Perciò – rassicurano i medici – non mancano i trattamenti efficaci. In primis ¸ quelli chirurgici: «Ad oggi – spiega il dottor Giuseppe Navarra, presidente della Società italiana di chirurgia dell’obesità – la chirurgia bariatrica è l’approccio che consente la maggiore e più duratura perdita di peso». Non solo. Negli ultimi anni, il tempo di ricovero si è più che dimezzato, i pazienti non sono più costretti a cateteri o drenaggi, nel giro di poche ore dall’intervento riescono ad alzarsi dal letto. Eppure, per ogni operazione lo Stato rimborsa una cifra superiore ai 5mila euro e la platea dei beneficiari, pur in crescita, è sempre ridotta. A chi non può accedere alla chirurgia, rimane l’approccio farmacologico. Da non molto tempo, sono impiegati nel trattamento dell’obesità anche i farmaci destinati alla cura del diabete secondario. Che, però, non sono ancora alla portata di tutti. «Ho provato per un mese questi nuovi farmaci – racconta Marco Panzarino, 53 anni, ex nuotatore professionista giunto a pesare 179 chili per un metro e novanta – e avevo perso quasi quattro chili in un mese, ma il problema è che il medicinale non viene “passato” e non potevo permettermi di spendere 250 euro al mese».

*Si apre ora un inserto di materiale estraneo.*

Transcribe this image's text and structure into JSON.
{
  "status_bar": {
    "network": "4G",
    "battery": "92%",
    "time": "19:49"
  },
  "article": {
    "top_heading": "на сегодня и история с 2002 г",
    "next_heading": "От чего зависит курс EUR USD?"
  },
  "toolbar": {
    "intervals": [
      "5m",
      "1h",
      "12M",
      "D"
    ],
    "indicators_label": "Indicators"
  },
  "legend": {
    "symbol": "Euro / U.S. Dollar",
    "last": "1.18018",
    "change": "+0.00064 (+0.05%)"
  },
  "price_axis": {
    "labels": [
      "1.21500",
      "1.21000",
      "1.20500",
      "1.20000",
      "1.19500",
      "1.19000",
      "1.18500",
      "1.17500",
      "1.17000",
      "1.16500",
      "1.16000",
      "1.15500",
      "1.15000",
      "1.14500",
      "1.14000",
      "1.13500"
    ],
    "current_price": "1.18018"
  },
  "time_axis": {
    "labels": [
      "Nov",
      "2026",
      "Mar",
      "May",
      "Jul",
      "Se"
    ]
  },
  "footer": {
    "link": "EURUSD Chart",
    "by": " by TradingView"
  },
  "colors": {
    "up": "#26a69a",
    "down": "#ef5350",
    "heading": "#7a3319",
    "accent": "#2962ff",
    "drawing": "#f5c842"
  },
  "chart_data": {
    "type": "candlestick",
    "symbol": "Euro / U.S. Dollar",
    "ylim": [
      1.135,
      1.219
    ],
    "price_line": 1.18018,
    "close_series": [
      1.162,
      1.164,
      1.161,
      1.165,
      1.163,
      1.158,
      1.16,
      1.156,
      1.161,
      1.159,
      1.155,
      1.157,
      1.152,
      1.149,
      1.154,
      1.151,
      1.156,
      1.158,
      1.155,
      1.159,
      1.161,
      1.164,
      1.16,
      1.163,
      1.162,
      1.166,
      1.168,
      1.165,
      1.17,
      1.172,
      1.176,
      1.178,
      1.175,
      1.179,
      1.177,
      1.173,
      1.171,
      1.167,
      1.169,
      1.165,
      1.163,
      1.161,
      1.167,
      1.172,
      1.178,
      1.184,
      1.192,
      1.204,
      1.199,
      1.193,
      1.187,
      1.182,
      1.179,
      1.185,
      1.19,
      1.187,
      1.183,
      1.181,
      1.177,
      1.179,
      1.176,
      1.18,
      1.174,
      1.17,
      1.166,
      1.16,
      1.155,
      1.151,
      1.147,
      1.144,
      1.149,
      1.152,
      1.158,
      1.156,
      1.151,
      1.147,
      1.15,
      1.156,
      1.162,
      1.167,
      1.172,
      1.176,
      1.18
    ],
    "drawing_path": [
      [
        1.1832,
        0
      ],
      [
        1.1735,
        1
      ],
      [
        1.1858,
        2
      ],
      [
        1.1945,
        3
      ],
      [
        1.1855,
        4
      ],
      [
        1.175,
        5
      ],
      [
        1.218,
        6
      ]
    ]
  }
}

Così, Panzarino è ricorso alla chirurgia bariatrica: «È come se fossi rinato dopo l’intervento », confessa. Pur essendo destinati a curare una platea più ampia, perciò, «non dobbiamo aspettarci che i farmaci da soli – sintetizza il presidente Sio – risolveranno un problema alla deriva, che ha bisogno di molta prevenzione». A partire dalle scuole e dalle famiglie. Secondo il report ministeriale “OKkio alla Salute”, l’80% dei bambini obesi rimane tale anche da adulto, a causa di compatibilità genetiche trasmesse e dell’influenza degli ambienti di formazione. Con gravi conseguenze: «C’è uno stigma forte sulle persone obese – sostiene Iris Zani, presidente dell’associazione Amici Obesi –. Nella percezione collettiva, anche fra i medici, c’è la colpevolizzazione del paziente come autore della propria malattia». Secondo Silvio Buscemi, presidente Sio, è una questione di educazione: «I genitori non sono preparati a formare i figli sul cibo e talvolta addirittura mal tollerano che la scuola, che deve combattere contro chi commercializza cibo spazzatura, adotti misure migliorative dei comportamenti alimentari».

Così, chi vive con obesità difficilmente riesce a liberarsi delle ripercussioni – anche psicologiche – in età adulta. «I problemi che viviamo con l’obesità – racconta Giovanna La Cognata, 63 anni – sono quotidiani: non troviamo vestiti adatti, in aereo le sedie sono troppo strette e in metro sbattiamo contro la gente». E ancora: «La chirurgia ti opera allo stomaco, non al cervello – ironizza Federica, 46 anni, operata da anni –. Io mi sento ancora altalenante e sfogo sul cibo». «Da sole non si fa niente – conferma suor Alba Balzano, 46 anni –. Io ho perso 50 chili con l’operazione, ma il 50% del lavoro lo ha fatto lo psicologo che lavorava assieme al dietologo. E poi, le sorelle mi hanno aiutata tantissimo: ora ne parlo volentieri con i più piccoli, perché è una testimonianza importante».